Exploring the energy profile of the Q(A)(-) to Q(B) electron transfer reaction in bacterial photosynthetic reaction centers: pH dependence of the conformational gating step.

Both large- and small-scale conformational changes are needed as proteins carry out reactions. However, little is known about the identity, energy of, and barriers between functional substates on protein reaction coordinates. In isolated bacterial photosynthetic reaction centers, the electron transfer from the reduced primary quinone, Q(A)(-), to the secondary quinone, Q(B), is rate limited by conformational changes at low pH and by proton binding at high pH. The kinetics and thermodynamics of this reaction were determined between 200 and 300 K from pH 6 to pH 10.5. A model with two substates of the reactant, P(+)Q(A)(-)Q(B), one protonated (state A) and one unprotonated (alpha), and one state of the product, P(+)Q(A)Q(B)(-) (B), was able to simulate the dependence of the rate on temperature and pH fairly well.
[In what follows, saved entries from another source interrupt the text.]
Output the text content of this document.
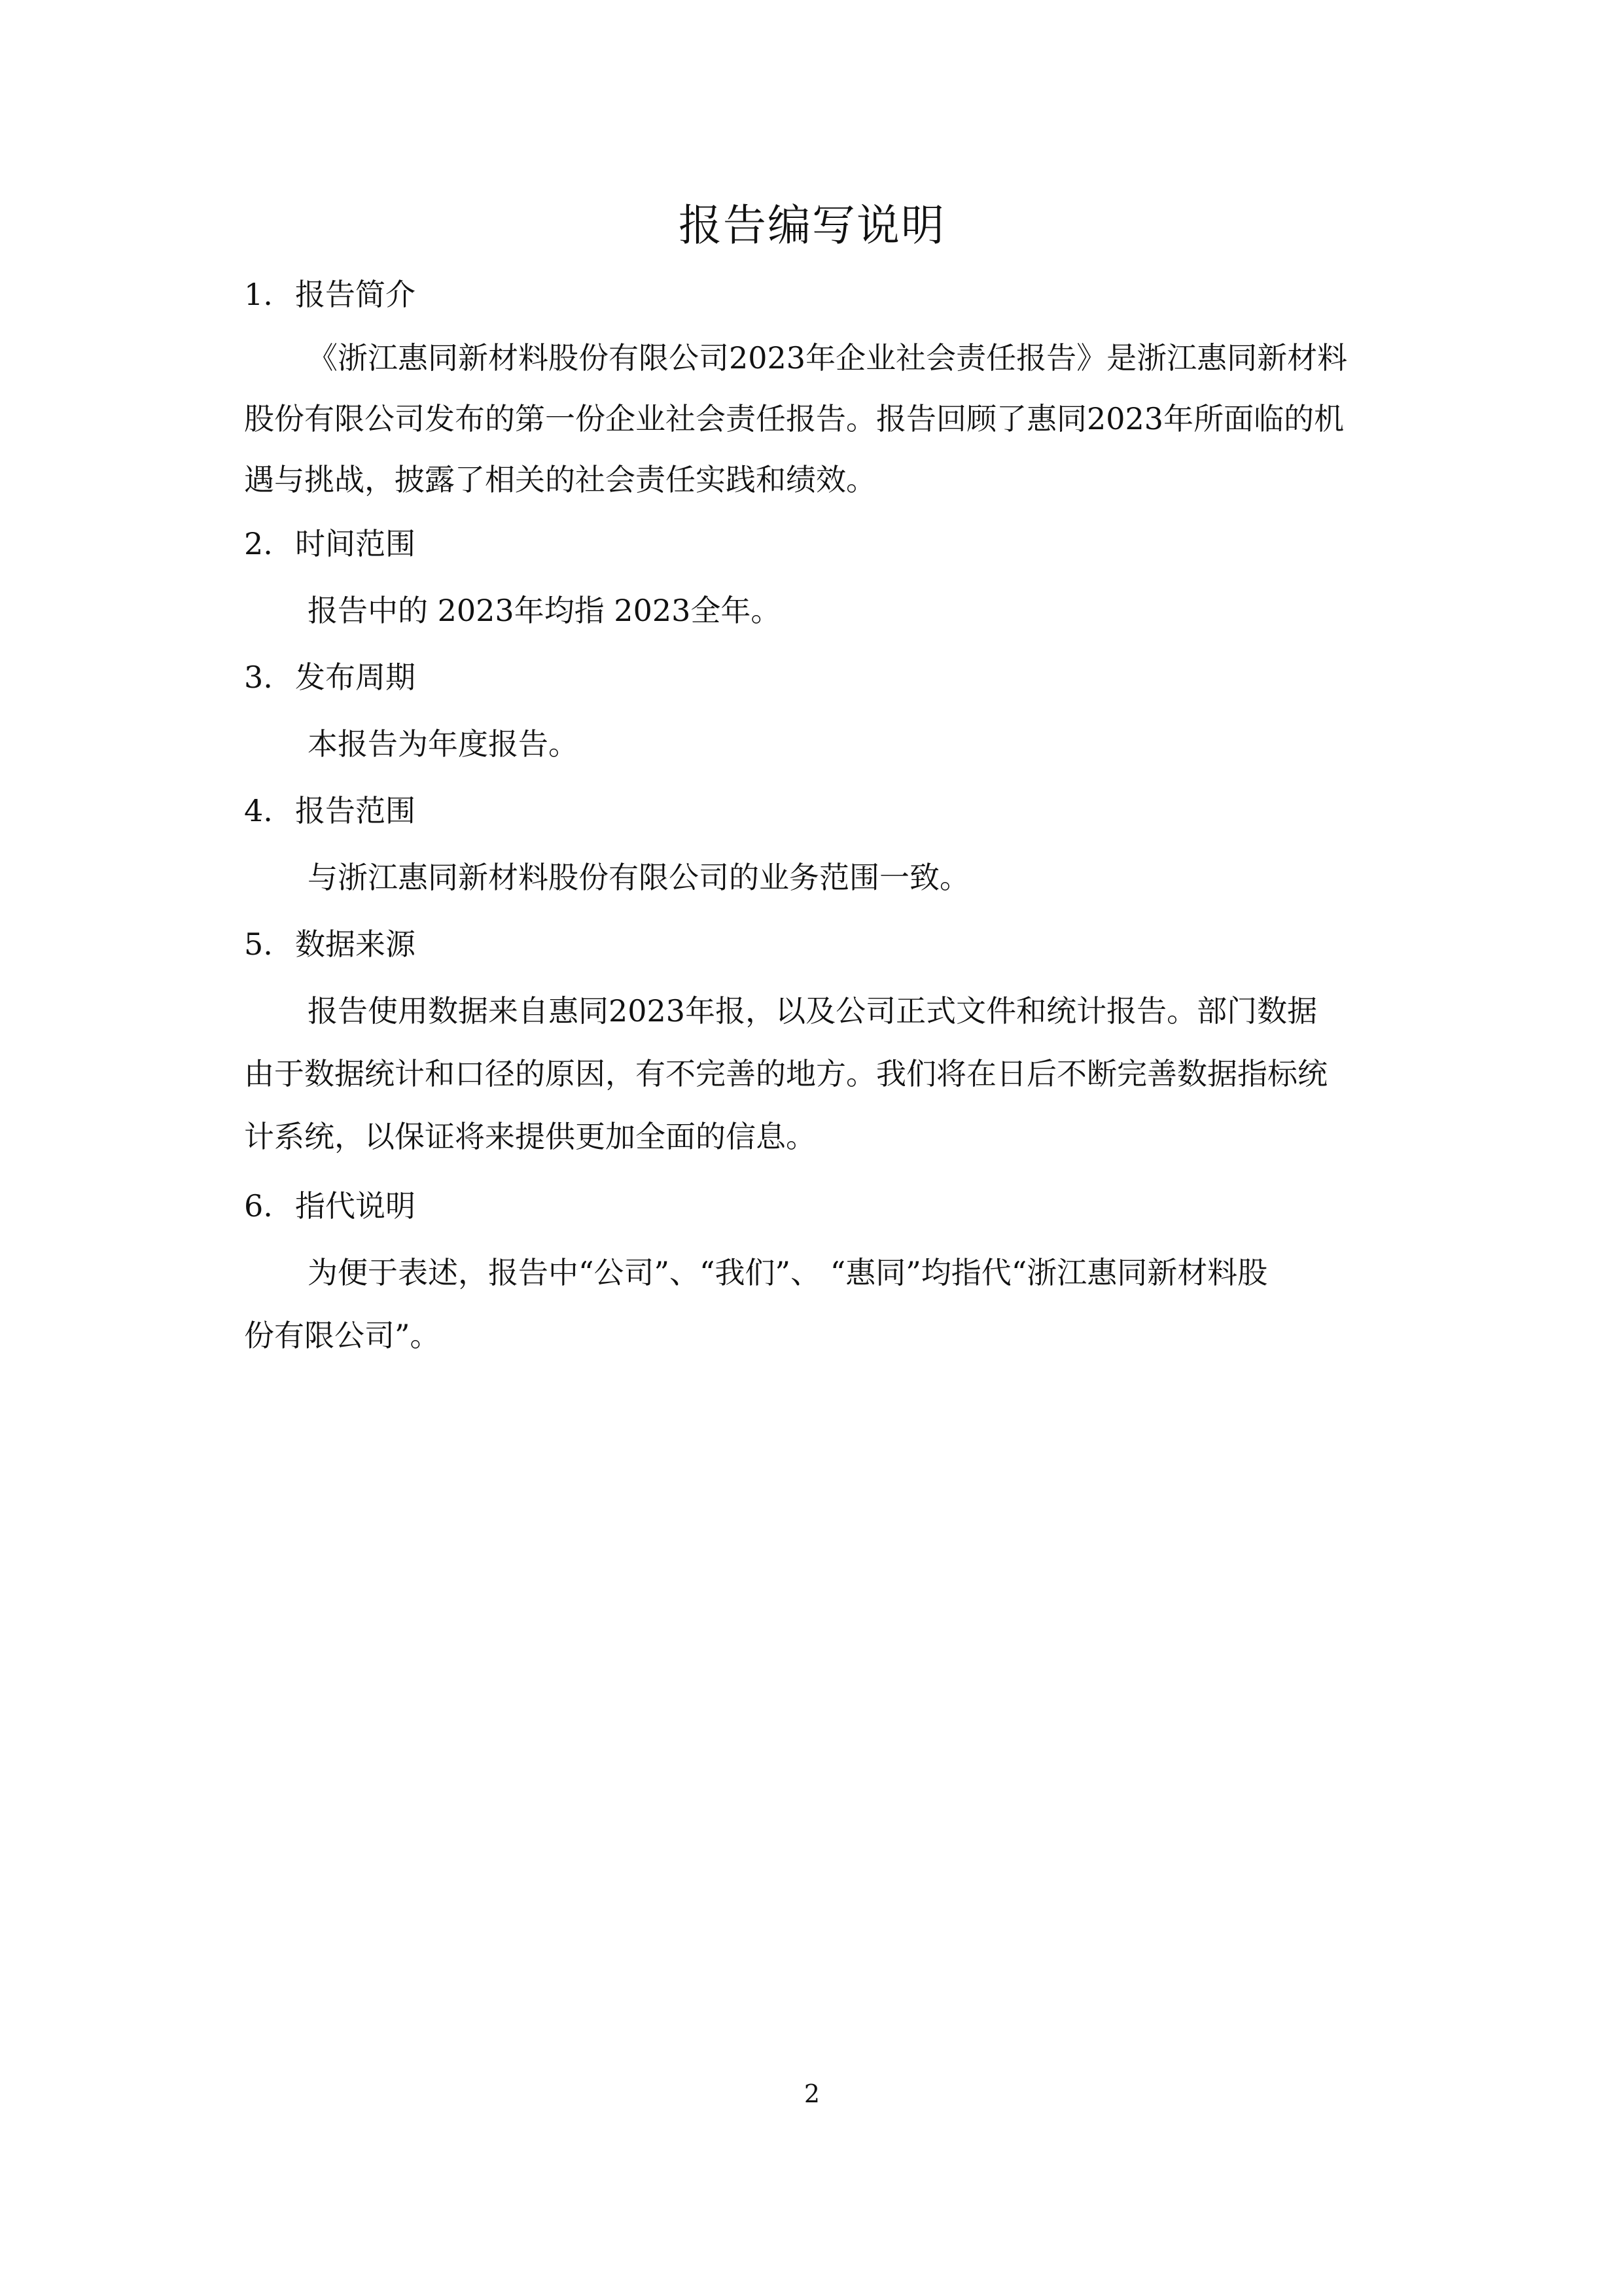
报告编写说明
1. 报告简介
《浙江惠同新材料股份有限公司2023年企业社会责任报告》是浙江惠同新材料
股份有限公司发布的第一份企业社会责任报告。报告回顾了惠同2023年所面临的机
遇与挑战，披露了相关的社会责任实践和绩效。
2. 时间范围
报告中的 2023年均指 2023全年。
3. 发布周期
本报告为年度报告。
4. 报告范围
与浙江惠同新材料股份有限公司的业务范围一致。
5. 数据来源
报告使用数据来自惠同2023年报，以及公司正式文件和统计报告。部门数据
由于数据统计和口径的原因，有不完善的地方。我们将在日后不断完善数据指标统
计系统，以保证将来提供更加全面的信息。
6. 指代说明
为便于表述，报告中“公司”、“我们”、 “惠同”均指代“浙江惠同新材料股
份有限公司”。
2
The equilibrium between the three states were measured in situ at each temperature. Proton binding (alpha to A transition) has a favorable DeltaH and unfavorable DeltaS as does the conformational changes required for electron transfer at low pH (A to B). The pK for the A to alpha transition is 9.7 at room temperature, consistent with previous measurements, and equivalent to 13.5 at 200 K. The activation barriers were determined for each transition. Both the alpha to A and the A to B transitions are limited primarily by the activation enthalpy with modest DeltaS.